To me, for example, that sounds like the Silicon Valley gender discrimination lawsuit between Ellen Pao and venture capital firm Kleiner Perkins Caufield & Byers. I could see how both sides went into that trial thinking they had a good chance of winning, and indeed, perhaps another jury might have reached a different result.
But I don't think Kleiner Perkins' lawyer, Lynne Hermle of Orrick, Herrington & Sutcliffe (who won the trial)—or Pao's lawyers, Alan Exelrod of Rudy, Exelrod, Zieff & Lowe and Therese Lawless of Lawless & Lawless, needed a computer program to tell them that.
There's also the theory of asymmetric information, which “suggests that cases fail to settle because of a high level of uncertainty in settlement decision making.” That sounds like a nice way of saying the lawyers on one side didn't know what they were doing.
SettlementAnalytics says it combines both these theories, and also factors in things like capital costs, time to trial, cost rules, risk aversion, hybrid and split contingent fee structures to “make a categorical prediction of trial-or-settlement.”
What seems to be missing though is what you might call the Mark Cuban factor. The billionaire basketball team owner/ reality television star readily admits he could have settled U.S. Securities and Exchange Commission insider trading charges against him for far less than he spent in legal fees. That would have been the economically rational move—but he didn't care.
“I said 'Screw you, SEC. I don't care who you are. You're not going to push me around,'” he told (then) Tonight Show host Jay Leno after he won his 2013 trial.
It's not just Mark Cuban. Other clients are also willing to fight (albeit more quietly) for what they believe in.
“Analytics cannot fully account for intangible factors that sometimes play into a client's decision whether to try a case,” said Hogan Lovells global class action group head Craig Hoover. “Although class action trials are rare, we tried and won a class action case recently when our client believed strongly as a matter of principle that the company had done nothing wrong and was willing to take the case all the way through trial in order to establish that fact.”
Decisions about whether to settle or go to trial can be based on other non-quantifiable factors too.
“For example, you often need to know the business dynamic between the parties, and the mindset and motivation of the lawyer on the other side,” said Michael Sacksteder, who chairs the patent litigation group at Fenwick & West. “Sometimes, lawyers try to assess their chances based on something as subjective as the body language or tone of voice of the judge, and then they advise their clients based on those intangible, but sometimes crucial, intuitions.”
Other times, there is very little mystery involved.
“For a subset of cases, it's clear from the get-go that they will settle,” said Baker Botts partner Jonathan Shapiro, who chairs the firm's litigation practice in San Francisco and Palo Alto. “Some are transparently filed to achieve an immediate term business goal, say re-trade an M&A deal, bring leverage to an in-process negotiation, or apply such similar pressure. Sometimes the lawyers who bring these cases are explicit to the point of being vulgar about their end game. Other cases are plainly likely to settle because the lawyers who file them are so plainly incapable of bringing the case to trial.”

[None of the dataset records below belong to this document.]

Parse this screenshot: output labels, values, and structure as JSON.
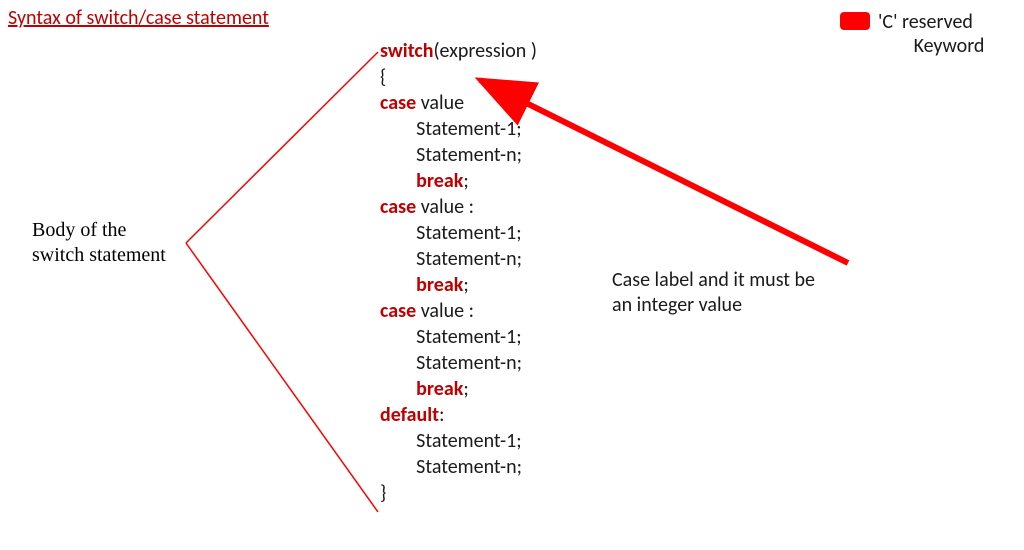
{
  "title": "Syntax of switch/case statement",
  "side_label": {
    "l1": "Body of the",
    "l2": "switch statement"
  },
  "callout": {
    "l1": "Case label and it must be",
    "l2": "an integer value"
  },
  "legend": {
    "l1": "'C' reserved",
    "l2": "Keyword"
  },
  "code": {
    "switch_kw": "switch",
    "expr_open": "(",
    "expr": "expression ",
    "expr_close": ")",
    "lbrace": "{",
    "rbrace": "}",
    "case_kw": "case",
    "default_kw": "default",
    "break_kw": "break",
    "value_txt": " value",
    "colon": ":",
    "colon_sp": " :",
    "semi": ";",
    "stmt1": "Statement-1;",
    "stmtn": "Statement-n;",
    "indent_case": "",
    "indent_stmt": "        "
  },
  "colors": {
    "accent": "#c00000",
    "arrow": "#ff0000"
  }
}
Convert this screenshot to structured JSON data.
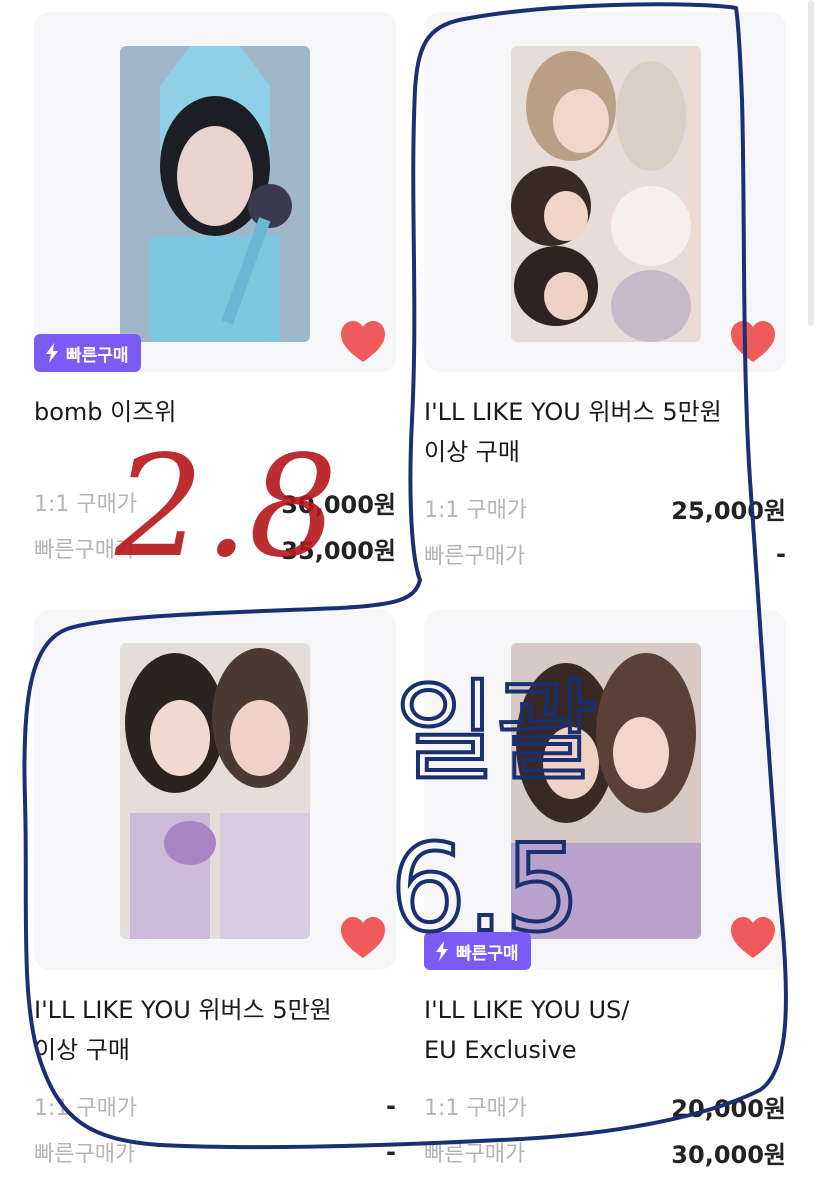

Moreover, he said, knowing the ultimate settlement prospects shouldn't make that much difference in how you litigate the case.
“Smart and pragmatic clients defend cases for trial—what are the themes, who are the witnesses, what is the durable strategy from filing to closing?” he said. “That will maximize a favorable settlement if there is to be one, and will best position to win if otherwise.”